Whitehead's monadological rejection of vacuous actuality - the idea that something can exist actually without any subjective mediation - without any connection to anything else - has implications for his rejection of the thesis that subject-predicate form is a suitable structure for a proposition. The idea of vacuous actuality, he remarks, haunts realistic philosophy (P&R, 29 [43]). Its rejection is the basis of Ewing's formulation of idealism implying no epistemological idealism: the interconnectedness of all things means no dependence of the cognized object to the cognizing subject. Ewing suggests that Bradley and Joachim are not really correlationists - they could be metaphysicians of subjectivity. This is maybe why Whitehead claims that at the end of the day he is not too far away from Bradley (P&R, xiii): both reject vacuous actuality - and none are epistemological idealists.

The rejection of vacuous actuality is also the rejection of the Aristotelian primary substance - the inherent qualities to a subject that makes it capable to hold predicates. The haecceitas of a subject that subsists independently of any actual entity (of any sponsoring, of any com possibility). If there is no vacuous actuality, there is no unconnected noumenon to a subject, independent of any of its predications. Whitehead welcomes the holism of Leibniz (and of Bradley, but also the semantical counterpart put forward by Quine and his followers: no meaning independent of use, no distinction between language and theory). To fix something to be a subject for a predication - and enable a proposition to have the form of a subject coupled to a predicate - is to postulate that something is disconnected from the network of relations that provide the content of predications [therefore, it cannot be - res]. To be sure, one can abstract something away of all changes, but this is a concerted effort undergone only by a subject. Whitehead claims that only in subjective forms the subject-predicate form expresses the content of a proposition.

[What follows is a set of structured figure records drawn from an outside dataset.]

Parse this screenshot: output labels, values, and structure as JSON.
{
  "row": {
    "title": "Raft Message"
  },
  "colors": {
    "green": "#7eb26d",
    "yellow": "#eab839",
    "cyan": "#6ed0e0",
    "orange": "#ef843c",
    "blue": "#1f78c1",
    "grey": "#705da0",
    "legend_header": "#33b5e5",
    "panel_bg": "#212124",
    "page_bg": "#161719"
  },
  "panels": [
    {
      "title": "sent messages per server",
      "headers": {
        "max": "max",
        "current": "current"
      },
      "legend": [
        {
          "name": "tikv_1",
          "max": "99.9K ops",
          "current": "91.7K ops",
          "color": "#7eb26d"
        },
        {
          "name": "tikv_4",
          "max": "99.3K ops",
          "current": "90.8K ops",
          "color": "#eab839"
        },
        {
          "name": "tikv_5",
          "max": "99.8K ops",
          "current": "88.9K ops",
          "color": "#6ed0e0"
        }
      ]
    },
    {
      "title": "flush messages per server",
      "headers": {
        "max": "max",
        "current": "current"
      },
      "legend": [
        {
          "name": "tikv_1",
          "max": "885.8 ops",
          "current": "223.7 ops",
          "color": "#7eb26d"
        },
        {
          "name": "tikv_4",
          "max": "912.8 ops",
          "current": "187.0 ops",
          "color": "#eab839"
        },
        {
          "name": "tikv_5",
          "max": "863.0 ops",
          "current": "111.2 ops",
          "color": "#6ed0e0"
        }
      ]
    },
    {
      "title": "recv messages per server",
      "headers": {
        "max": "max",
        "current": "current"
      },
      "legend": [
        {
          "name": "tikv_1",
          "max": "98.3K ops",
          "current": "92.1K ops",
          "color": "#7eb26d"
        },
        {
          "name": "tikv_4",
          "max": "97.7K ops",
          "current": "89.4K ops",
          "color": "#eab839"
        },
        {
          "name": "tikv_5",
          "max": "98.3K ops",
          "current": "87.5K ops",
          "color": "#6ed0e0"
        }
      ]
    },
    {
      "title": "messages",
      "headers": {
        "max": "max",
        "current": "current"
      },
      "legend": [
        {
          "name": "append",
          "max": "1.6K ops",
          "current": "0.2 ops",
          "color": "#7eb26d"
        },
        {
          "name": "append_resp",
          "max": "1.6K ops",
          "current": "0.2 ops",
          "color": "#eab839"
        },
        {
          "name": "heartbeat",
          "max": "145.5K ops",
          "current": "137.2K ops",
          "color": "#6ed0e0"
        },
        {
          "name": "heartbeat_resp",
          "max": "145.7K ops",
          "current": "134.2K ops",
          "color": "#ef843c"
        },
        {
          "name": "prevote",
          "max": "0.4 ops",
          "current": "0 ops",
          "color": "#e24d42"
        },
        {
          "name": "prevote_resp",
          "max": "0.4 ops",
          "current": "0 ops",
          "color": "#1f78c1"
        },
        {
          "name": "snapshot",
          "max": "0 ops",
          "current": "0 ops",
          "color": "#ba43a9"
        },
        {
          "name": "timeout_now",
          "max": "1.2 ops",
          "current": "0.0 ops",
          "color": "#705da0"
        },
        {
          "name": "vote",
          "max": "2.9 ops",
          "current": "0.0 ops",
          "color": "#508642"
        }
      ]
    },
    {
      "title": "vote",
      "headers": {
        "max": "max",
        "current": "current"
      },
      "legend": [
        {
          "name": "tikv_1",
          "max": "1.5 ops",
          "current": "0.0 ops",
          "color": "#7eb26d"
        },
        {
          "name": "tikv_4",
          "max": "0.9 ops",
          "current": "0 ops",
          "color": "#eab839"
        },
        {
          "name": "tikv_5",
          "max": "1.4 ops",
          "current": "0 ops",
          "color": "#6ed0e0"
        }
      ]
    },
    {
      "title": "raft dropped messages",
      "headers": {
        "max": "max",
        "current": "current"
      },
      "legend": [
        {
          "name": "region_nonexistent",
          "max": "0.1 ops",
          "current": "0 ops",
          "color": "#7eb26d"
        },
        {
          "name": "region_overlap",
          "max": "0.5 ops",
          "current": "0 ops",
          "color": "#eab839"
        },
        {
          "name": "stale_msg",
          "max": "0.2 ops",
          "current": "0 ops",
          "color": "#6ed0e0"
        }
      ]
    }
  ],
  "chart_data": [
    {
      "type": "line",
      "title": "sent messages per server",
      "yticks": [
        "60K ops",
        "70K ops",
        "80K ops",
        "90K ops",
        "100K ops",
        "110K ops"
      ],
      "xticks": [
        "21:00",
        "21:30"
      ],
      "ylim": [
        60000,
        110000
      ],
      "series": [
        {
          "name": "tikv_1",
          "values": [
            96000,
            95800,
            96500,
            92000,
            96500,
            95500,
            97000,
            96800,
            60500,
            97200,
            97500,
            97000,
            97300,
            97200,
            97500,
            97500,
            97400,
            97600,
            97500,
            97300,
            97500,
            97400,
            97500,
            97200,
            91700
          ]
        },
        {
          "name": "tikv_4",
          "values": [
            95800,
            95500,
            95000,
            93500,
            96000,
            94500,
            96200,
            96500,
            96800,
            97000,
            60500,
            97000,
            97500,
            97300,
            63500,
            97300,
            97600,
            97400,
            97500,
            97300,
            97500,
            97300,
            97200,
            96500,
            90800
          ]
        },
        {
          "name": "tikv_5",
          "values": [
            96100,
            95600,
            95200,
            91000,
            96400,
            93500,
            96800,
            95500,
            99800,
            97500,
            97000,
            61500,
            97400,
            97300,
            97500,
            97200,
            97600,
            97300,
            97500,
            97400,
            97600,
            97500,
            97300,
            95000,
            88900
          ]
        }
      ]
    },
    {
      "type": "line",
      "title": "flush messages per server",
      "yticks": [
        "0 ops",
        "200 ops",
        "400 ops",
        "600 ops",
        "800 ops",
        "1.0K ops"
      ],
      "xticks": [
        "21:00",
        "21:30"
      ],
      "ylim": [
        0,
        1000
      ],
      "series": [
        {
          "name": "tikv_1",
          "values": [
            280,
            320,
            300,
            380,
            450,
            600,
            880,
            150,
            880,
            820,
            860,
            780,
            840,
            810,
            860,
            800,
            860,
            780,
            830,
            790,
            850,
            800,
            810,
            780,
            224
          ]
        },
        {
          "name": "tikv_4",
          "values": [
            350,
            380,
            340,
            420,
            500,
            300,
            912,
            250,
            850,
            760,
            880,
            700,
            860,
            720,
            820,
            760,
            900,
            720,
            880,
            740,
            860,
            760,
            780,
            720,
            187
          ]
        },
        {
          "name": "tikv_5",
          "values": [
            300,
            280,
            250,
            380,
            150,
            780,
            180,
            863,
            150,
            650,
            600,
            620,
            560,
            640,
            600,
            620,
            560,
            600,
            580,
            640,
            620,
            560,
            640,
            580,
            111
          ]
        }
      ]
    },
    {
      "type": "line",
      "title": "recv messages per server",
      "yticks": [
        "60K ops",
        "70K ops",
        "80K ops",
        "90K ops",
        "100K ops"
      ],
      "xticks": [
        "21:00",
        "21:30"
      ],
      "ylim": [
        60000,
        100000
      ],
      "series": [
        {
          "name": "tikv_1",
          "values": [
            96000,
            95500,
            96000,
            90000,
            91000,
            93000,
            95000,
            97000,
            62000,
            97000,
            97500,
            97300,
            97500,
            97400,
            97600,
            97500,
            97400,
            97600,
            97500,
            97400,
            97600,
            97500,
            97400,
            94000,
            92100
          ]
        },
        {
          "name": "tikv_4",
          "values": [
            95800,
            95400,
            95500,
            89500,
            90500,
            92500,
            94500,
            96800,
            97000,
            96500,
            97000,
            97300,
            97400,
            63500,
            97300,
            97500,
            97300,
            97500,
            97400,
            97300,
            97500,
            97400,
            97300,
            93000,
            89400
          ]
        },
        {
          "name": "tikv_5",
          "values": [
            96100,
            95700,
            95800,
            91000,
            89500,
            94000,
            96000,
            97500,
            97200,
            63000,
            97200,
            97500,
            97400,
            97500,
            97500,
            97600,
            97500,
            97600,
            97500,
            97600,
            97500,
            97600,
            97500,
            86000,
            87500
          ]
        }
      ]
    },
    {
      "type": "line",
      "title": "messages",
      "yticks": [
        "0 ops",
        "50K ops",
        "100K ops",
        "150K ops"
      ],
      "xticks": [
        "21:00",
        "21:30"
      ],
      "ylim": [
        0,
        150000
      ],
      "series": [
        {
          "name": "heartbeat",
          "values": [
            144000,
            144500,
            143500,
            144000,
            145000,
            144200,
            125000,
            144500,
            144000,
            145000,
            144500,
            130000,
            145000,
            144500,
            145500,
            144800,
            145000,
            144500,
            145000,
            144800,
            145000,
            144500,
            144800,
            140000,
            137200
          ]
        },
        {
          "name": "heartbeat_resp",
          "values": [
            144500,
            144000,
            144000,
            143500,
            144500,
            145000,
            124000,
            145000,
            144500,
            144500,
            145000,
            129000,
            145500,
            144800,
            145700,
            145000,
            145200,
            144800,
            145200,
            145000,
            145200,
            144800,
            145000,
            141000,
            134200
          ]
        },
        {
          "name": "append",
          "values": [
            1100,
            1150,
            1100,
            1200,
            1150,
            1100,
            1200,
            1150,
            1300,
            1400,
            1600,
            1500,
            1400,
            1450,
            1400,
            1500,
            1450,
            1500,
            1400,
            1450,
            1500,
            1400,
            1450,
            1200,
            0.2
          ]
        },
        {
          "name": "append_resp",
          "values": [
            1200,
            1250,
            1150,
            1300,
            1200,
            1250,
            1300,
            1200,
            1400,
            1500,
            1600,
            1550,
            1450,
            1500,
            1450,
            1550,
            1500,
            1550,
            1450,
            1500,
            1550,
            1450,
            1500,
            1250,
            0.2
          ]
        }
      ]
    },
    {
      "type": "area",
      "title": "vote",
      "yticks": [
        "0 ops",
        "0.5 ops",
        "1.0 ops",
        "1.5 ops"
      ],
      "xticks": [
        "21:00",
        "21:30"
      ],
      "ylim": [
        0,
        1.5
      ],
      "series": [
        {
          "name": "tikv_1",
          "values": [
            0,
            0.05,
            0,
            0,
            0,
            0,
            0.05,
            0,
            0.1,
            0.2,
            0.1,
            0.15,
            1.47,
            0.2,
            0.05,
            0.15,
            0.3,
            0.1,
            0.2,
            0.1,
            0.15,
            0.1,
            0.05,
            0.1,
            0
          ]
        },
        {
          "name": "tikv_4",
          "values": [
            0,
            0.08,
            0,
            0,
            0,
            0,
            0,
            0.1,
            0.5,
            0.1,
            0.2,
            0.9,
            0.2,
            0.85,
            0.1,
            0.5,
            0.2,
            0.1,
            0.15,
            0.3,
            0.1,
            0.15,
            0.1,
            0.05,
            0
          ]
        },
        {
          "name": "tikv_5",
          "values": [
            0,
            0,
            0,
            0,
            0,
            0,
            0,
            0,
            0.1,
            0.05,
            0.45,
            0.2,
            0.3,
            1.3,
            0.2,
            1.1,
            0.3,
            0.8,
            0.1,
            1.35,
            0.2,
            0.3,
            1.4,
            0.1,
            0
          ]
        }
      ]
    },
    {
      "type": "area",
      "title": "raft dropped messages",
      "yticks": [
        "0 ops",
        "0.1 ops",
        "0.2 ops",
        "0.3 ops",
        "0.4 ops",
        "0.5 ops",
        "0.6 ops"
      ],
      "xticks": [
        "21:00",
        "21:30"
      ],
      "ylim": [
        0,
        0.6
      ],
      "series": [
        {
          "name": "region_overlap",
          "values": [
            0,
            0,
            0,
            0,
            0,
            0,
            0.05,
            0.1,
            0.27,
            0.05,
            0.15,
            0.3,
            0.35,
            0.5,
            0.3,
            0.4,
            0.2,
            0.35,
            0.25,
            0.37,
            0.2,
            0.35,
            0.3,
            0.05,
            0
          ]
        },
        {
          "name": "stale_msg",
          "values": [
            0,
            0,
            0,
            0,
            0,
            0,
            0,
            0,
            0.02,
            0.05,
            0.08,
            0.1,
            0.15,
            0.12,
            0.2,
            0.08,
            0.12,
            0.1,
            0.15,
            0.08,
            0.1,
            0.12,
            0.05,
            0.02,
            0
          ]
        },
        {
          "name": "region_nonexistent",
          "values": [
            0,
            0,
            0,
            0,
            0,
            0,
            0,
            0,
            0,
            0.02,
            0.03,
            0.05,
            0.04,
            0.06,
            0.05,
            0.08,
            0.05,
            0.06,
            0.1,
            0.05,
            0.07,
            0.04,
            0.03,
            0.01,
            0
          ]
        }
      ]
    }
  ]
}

Kant's note 24 to his Prolegomena: the structure of something fixed holding predication implies no substance, it is only an obligation imposed by the workings of predication. In my book (BUG, just finished), I claim that predication is possible because there are procedures of reference-fixing; that is, there are things that are contingently and yet knowable a priori. The operation of fixing something to receive the working out of a predication has to be done by a subject - it is only in the workings of a subjective form that a subject can be the guesthouse for passing predications. It is only then that anything can be deemed determinately individuated and sufficiently stable.